Irving, this is a great place to ask that question. To give you more useful suggestions, it would help to know what your current background is in some of the areas covered by complexity, but I’ll give some broad pointers and be more specific if you need.

I’ll mention some good general references/textbooks, some of which I’m sure were mentioned in Dr. Mitchell’s notes section in the back of her book, which is also a good source of some more literature of a technical nature.

Textbooks:
Information theory: Cover & Thomas‘s text is iconic as is Claude Shannon’s original (short) paper. You might also try some of the basic and inexpensive texts by R. Ash, F. Reza, or S. Kullback.
Thermodynamics/entropy: H. Callen has one of the most standard and broadly used texts while I’d also highly recommend any of the entropy related books by Arieh Ben-Naim or the classics by E.T. Jaynes or L. Brillouin.
Microbiology, evolution, genetics: Alberts, et al. is a good standard start in addition to Darwin, of course.
Genetic algorithms: Dr. Mitchell has a good introductory text here
Cellular automata: John von Neumann has the original text in Theory of Self-reproducing Automata and S. Wolfram‘s text was also mentioned in Mitchell’s book as well.

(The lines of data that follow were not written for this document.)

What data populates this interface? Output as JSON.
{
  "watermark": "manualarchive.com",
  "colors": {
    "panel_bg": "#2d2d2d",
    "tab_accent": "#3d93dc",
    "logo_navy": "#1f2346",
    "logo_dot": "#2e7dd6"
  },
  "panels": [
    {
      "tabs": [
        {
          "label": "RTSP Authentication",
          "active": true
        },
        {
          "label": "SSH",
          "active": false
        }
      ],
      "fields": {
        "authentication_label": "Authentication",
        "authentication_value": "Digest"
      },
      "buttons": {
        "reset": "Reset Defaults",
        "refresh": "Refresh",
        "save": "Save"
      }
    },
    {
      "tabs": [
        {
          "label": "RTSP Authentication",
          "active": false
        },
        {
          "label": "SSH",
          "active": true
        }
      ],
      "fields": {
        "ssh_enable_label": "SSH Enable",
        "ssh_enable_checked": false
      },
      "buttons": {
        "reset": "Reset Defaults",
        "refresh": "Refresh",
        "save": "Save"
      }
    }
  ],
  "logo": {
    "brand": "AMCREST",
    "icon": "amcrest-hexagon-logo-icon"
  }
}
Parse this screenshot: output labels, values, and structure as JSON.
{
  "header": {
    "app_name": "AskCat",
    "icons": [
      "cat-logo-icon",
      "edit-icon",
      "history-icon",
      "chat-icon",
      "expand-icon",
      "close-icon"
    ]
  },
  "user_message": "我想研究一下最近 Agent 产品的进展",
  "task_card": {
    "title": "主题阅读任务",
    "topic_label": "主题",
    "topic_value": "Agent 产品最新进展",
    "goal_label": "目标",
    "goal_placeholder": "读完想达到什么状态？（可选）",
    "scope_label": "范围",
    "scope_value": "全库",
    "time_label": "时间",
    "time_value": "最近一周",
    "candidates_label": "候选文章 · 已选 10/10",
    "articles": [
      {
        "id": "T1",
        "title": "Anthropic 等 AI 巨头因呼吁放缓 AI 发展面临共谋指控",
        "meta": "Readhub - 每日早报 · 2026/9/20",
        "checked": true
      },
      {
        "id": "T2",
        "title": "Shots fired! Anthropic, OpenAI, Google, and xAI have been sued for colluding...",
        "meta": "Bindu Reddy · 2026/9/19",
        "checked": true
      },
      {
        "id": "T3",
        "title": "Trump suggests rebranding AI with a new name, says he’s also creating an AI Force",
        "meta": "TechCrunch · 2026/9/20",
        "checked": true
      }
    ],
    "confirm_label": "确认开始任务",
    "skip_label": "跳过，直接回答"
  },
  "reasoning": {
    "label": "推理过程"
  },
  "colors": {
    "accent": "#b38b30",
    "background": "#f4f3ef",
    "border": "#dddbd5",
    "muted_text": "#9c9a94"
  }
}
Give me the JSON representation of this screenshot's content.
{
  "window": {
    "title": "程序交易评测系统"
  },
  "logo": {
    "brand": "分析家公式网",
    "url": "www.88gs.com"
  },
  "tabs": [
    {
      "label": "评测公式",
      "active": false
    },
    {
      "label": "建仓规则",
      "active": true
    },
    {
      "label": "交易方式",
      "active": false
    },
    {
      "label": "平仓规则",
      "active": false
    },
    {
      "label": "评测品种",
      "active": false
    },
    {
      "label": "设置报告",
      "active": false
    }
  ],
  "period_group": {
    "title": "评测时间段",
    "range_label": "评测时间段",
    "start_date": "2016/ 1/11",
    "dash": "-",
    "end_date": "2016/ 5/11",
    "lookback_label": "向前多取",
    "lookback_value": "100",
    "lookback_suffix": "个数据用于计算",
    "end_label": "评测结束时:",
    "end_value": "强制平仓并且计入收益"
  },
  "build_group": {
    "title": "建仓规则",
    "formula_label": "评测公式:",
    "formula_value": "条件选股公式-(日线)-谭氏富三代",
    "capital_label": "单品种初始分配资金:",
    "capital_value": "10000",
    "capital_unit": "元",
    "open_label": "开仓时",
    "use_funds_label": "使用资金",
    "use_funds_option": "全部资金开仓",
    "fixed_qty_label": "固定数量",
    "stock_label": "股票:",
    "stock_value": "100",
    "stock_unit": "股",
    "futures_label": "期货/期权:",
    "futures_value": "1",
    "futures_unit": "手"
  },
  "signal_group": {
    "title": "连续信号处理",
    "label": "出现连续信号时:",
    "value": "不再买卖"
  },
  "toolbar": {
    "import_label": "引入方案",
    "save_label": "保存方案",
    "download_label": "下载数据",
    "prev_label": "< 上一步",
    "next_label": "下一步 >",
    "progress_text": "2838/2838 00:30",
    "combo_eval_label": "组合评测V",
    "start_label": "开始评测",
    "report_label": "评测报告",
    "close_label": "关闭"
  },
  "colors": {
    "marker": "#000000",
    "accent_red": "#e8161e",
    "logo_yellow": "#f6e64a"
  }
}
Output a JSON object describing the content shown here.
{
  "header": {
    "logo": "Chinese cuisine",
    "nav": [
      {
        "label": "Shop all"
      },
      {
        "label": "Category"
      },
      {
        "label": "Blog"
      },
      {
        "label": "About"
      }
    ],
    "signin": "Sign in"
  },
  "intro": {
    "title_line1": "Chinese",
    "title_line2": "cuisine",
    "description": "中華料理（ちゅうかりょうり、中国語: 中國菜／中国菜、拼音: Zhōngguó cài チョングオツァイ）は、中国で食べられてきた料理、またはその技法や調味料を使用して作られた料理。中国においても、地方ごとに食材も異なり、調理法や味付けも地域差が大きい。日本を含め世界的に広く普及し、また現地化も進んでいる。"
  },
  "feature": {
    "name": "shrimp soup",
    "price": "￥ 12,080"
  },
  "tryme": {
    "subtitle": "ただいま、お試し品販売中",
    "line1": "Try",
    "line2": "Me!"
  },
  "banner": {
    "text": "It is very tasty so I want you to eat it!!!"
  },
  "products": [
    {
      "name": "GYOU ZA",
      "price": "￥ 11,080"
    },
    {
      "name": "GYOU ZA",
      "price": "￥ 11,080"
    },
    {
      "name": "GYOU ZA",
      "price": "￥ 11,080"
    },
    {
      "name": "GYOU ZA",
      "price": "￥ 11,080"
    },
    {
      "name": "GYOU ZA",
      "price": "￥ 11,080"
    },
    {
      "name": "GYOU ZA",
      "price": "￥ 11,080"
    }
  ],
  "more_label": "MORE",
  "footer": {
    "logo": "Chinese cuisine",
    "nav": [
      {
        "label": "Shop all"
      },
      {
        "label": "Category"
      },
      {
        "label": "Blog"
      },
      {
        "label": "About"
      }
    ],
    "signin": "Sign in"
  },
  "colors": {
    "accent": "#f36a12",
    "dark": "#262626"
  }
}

For more specific journal articles and research papers (these can get very technical) you should try some of the foundational works in any of these areas. I personally maintain a fairly large collection of journal articles at the intersection of information theory and molecular biology including many of those mentioned in Dr. Mitchell’s “bibliography” on Mendeley.

Depending on how you came to my blog, you may have missed many of the other references and materials available from the front page.

Let me know if I can be of further help with more direct specifics.